- While the Fed has delivered the long-telegraphed rate cut and signaled another reduction in the coming months, diplomatic tensions between the United States and Europe are intensifying. Donald Trump appears intent on using Ukraine as a lever to undermine the EU and its bureaucracy.
- In Europe, leaders are engaged in a tense round of meetings, trying to secure a voice in the Ukrainian question. The rift with Washington is widening, even as a war-driven economy is providing a lift to growth.
- As expected, EUR/USD is enjoying a strong December. The greenback is weakening under the Fed’s decision to lower rates again and the likely appointment of a Fed chair aligned with Trump.
Fed Caution, Political Pressure, and the Return of Geopolitics
Donald Trump wanted more, but Jerome Powell delivered only a 25-basis-point cut in the cost of money – a move markets had fully priced in for weeks. Caution remains the dominant tone within the FOMC. Until May, when the new Fed chair is expected to take office, policymakers are unlikely to go beyond a single additional cut, which would bring rates down to 3.5%. That level would hold pending a leadership change widely expected to be more Trump-aligned and therefore more inclined toward cheaper money.
The Fed’s restraint reflects a shortage of data caused by the government shutdown, as well as inflation that continues to hover stubbornly near 3%. The GDP deflator, most recently at 2.8%, underscores how difficult it has been to push inflation meaningfully lower. It remains unclear how much of this persistence is driven by tariffs versus an economy still running hot – particularly in real estate and financial markets, which have recently notched fresh record highs.
What most concerns the Fed is the persistence of long-term yields above 4%, a sign that markets are pricing in medium-term inflationary pressure. Adding to that is ongoing tightness in the labor market, exacerbated by reduced immigration flows that are pushing up labor costs and fueling wage pressures.
To address liquidity strains, the Federal Reserve will begin purchasing short-dated securities immediately, initially totaling $40 billion and tapering thereafter through April.

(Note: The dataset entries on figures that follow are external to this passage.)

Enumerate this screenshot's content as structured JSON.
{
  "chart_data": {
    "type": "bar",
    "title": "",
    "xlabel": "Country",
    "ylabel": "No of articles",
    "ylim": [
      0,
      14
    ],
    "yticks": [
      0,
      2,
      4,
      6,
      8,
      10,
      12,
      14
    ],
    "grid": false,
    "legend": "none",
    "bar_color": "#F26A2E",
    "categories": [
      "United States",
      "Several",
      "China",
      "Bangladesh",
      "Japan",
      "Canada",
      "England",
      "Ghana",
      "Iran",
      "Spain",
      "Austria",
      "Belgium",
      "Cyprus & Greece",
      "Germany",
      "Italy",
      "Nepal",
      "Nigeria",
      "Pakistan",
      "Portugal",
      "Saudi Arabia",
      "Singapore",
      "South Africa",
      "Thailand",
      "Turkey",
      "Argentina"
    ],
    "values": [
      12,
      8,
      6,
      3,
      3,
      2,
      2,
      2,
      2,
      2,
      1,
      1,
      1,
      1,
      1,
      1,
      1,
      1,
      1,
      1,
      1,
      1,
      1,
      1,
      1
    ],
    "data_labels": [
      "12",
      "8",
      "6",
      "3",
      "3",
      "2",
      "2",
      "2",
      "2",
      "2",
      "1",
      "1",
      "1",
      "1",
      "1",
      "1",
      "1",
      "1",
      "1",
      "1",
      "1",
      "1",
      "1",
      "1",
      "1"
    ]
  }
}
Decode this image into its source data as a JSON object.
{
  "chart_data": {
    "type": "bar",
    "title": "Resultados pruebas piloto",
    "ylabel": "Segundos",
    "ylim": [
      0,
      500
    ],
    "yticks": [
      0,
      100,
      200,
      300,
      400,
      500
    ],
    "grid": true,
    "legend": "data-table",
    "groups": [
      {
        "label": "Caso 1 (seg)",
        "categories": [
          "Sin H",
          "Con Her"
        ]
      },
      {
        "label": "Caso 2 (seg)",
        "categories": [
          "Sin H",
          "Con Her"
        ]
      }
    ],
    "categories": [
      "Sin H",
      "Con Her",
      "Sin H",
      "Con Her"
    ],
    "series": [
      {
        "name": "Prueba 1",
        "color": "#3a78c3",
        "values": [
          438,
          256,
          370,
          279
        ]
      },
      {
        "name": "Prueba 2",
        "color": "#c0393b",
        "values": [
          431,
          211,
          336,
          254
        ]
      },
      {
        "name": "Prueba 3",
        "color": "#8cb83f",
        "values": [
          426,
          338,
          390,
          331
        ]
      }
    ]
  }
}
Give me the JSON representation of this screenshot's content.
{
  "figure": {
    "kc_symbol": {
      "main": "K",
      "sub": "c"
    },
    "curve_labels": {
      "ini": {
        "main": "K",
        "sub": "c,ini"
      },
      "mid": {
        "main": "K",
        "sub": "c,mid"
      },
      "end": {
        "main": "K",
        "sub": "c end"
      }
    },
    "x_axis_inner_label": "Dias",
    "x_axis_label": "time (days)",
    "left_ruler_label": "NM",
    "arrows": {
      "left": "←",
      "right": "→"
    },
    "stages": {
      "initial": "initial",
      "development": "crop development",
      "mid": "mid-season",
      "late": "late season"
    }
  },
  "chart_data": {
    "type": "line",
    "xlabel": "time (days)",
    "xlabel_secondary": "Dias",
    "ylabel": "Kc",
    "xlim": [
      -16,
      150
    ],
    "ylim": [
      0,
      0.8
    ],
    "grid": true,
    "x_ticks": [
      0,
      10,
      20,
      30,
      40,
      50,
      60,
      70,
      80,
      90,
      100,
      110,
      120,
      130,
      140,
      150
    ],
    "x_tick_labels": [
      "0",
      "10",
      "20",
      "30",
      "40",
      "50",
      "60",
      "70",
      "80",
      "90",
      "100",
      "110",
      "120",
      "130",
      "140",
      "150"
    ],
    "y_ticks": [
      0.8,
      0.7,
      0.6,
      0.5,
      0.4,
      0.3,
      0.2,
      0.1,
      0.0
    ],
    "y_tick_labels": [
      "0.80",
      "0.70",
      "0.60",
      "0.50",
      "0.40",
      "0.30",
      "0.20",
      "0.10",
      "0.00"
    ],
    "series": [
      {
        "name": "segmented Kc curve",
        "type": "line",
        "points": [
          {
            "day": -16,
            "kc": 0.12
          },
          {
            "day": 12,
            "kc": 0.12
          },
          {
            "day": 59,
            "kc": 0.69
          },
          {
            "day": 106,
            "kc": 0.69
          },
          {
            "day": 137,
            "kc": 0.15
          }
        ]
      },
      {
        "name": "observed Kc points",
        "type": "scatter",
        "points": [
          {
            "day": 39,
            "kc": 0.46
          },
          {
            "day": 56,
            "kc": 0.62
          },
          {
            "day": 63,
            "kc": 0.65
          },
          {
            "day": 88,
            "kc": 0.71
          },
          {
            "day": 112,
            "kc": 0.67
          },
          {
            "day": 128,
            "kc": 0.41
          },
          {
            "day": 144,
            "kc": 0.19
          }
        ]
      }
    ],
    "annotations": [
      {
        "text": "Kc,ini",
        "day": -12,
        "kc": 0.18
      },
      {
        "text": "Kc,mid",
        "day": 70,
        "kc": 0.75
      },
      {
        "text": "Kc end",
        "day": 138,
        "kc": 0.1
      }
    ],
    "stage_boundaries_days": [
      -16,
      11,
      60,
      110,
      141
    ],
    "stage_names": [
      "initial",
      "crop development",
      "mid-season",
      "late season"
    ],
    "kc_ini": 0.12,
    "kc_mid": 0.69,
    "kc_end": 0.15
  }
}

This is less a traditional QE aimed at injecting liquidity than a technical operation to rebuild bank reserves and better manage recent stress in the overnight funding market.
Yet the dominant theme remains geopolitical. Trump’s rhetoric suggests rising tensions with Europe, now increasingly described as a former ally. A dangerous escalation around Ukraine is taking shape. Under a peace framework reportedly agreed between Russia and the U.S., Europe would be sidelined and Ukraine effectively forced into capitulation.
These tensions risk undermining the ongoing recovery, even as market signals tell a more constructive story. The yield spread between U.S. and German bonds has narrowed sharply and now sits at two-year lows below 140 basis points – an important development that, for now, supports the euro.
Technical Analysis: Seasonality and Chart Signals Point Higher for EUR/USD
December has historically been a favorable month for the euro, and this year is proving no exception. The single currency’s advance is being driven not only by U.S. rate cuts against a backdrop of stable – and potentially higher – European rates later in the decade, as some ECB officials have hinted for 2026, but also by the narrowing yield gap between U.S. and German 10-year bonds. That spread remains a key driver of EUR/USD.
As the chart shows, the spread is at its lowest level in two years. EUR/USD itself appears to be lagging the adjustment implied by these fundamentals and, based on these metrics, should be trading at higher levels than it is today.

From a technical standpoint, the picture is equally compelling. EUR/USD has completed a bullish head-and-shoulders formation, a pattern that typically signals further upside. The move could carry the pair toward the area just below the 1.18–1.185 highs in the coming weeks. Seasonality favors the euro, momentum indicators are aligned for an extension of the rally, and chart dynamics now appear to confirm the move.